Ken : Birçok şey var. Ekipmanları taşıyan araba bozulabilir, ekipmanlar konser alanına ulaşmayabilir ya da tur otobüsü yolda kalır, grup sahne saatini kaçırırsa turu tamamlayamaz. 

Taka : Biz değil ama başka bir grupta böyle bir sorun görmüştüm. Ana sahnedeki Falling in Reverse grubuydu. Bir anda turun ortasında ortadan kayboldular. 

── Ne, gerçekten mi?!

Taka : Yanılmıyorsam grubun vokalisti Ronnie Radke Kanada’ya alınmamıştı.

── Muhtemelen Ronnie bir ara Escape The Fate ile birlikteyken bela çıkardığı içindir…

Taka : Ama çok ilginç bir adam! Çok katı ve tam bir mükemmeliyetçi, ama şarkıları çekici ve dinlemesi, söylemesi zevkli şarkılar.



── (Crossfaith ve ONE OK ROCK olarak) Birlikte çalışmanızın size katkısı oldu mu diye merak ediyorum. 

Taka : Ona daha fazla saygı duyamazdım herhalde. 

Ken : Ben de aynı hissediyorum. Yurtdışında bana “Japon gruplardan kimleri önerirsin?” diye sorulduğunda aklıma ilk ONE OK ROCK ve Coldrain gelirdi. Aynı yaştayız ama onların (ONE OK ROCK) ışığını görmek bende takdir hissi yaratıyor. Ama Taka bazen tuhaftır (*cinstir) (gülüyor) 

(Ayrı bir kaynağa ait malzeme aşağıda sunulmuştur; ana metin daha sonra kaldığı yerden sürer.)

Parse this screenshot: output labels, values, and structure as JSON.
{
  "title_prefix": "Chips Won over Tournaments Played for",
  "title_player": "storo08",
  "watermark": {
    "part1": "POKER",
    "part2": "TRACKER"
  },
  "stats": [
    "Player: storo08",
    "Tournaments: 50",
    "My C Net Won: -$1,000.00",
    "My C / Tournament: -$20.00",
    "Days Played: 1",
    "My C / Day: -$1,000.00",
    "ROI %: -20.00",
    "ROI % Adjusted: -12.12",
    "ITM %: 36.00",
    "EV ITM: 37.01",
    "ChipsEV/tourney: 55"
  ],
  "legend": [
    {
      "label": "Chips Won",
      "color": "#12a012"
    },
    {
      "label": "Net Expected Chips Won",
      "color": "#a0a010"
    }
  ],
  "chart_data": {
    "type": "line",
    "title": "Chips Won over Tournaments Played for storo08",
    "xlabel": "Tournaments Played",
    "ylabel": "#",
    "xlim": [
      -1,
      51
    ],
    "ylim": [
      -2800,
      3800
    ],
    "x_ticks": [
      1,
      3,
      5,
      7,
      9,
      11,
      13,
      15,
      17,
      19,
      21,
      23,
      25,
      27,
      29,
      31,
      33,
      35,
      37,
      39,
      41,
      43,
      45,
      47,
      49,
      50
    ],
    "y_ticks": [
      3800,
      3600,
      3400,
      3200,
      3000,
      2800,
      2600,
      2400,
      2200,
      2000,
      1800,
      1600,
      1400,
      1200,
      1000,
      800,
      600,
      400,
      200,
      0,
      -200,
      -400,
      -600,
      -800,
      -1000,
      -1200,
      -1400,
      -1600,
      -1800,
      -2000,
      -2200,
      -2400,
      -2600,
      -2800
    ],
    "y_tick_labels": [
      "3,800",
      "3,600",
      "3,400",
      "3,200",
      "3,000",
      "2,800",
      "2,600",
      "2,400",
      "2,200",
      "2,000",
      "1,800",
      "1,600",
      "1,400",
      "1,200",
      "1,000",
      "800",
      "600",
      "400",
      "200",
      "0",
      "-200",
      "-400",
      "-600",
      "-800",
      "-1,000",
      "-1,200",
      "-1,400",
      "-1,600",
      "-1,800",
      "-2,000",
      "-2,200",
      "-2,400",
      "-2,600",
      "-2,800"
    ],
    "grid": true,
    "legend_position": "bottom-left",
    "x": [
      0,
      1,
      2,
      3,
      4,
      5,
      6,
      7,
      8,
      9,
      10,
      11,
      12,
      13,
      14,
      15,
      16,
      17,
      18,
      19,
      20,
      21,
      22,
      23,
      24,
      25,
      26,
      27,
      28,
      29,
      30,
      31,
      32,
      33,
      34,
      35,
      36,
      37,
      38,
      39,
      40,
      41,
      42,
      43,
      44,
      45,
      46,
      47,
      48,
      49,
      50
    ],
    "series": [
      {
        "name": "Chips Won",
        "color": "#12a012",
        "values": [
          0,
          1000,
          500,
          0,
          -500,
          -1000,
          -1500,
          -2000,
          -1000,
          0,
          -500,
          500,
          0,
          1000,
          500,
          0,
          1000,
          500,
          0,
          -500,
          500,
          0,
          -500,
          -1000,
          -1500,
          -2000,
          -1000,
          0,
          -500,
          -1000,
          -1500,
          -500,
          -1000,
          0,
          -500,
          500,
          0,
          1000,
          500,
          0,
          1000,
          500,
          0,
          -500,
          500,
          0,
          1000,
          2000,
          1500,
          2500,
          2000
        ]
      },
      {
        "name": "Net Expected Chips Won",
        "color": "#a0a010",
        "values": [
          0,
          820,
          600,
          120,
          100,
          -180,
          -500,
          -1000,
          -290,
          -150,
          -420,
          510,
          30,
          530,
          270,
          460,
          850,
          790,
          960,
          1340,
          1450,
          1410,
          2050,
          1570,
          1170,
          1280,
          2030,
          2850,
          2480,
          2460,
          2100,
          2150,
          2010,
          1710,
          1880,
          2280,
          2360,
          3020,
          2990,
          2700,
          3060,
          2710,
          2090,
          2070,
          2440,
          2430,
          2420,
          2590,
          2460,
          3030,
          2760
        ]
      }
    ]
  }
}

Taka : Sen de tuhafsın (gülüyor). Ama yurtdışı aktivitelerini düşününce ONE OK ROCK’ı Crossfaith’in çömezi olarak görüyorum. Yurtdışı aktivitelerinde bize onlar öncülük etti. Bizim ilk seferimiz tam bir fiyaskoydu. Bazen Japonya’da da böyle bazı anlar olur ve sonuçta karşındakiler de Japon olduğu için Japonca konuşman yeterlidir. (Yurtdışında) Henüz yeni olduğumuz için kalakaldık. Ama Crossfaith üyeleri çok ümitsiz bir durumda olmalarına rağmen tüm motivasyonlarıyla devam ettiler. Mesela her şeyden önce İngilizceniz sıfırdı, değil mi?

Ken : Evet, İngilizce konuşmak imkansızdı.

Taka : Ama hepiniz öğrenmeye odaklandınız ve şimdi röportajlarda rahatça İngilizce cevap verebiliyorsunuz. Bunu görmek bana güçlü bir motivasyon sağladı. Müziği bir tarafa bırakırsak konserlerimize gelen genç insanlar için bile Crossfaith saygı duyacakları bir grup. Yurtdışına çıkmak genç neslin müzik için olmasa bile hep istediği bir şeydir. Crossfaith’in yapmakta olduğu şeye saygı duyma sebebimiz buydu.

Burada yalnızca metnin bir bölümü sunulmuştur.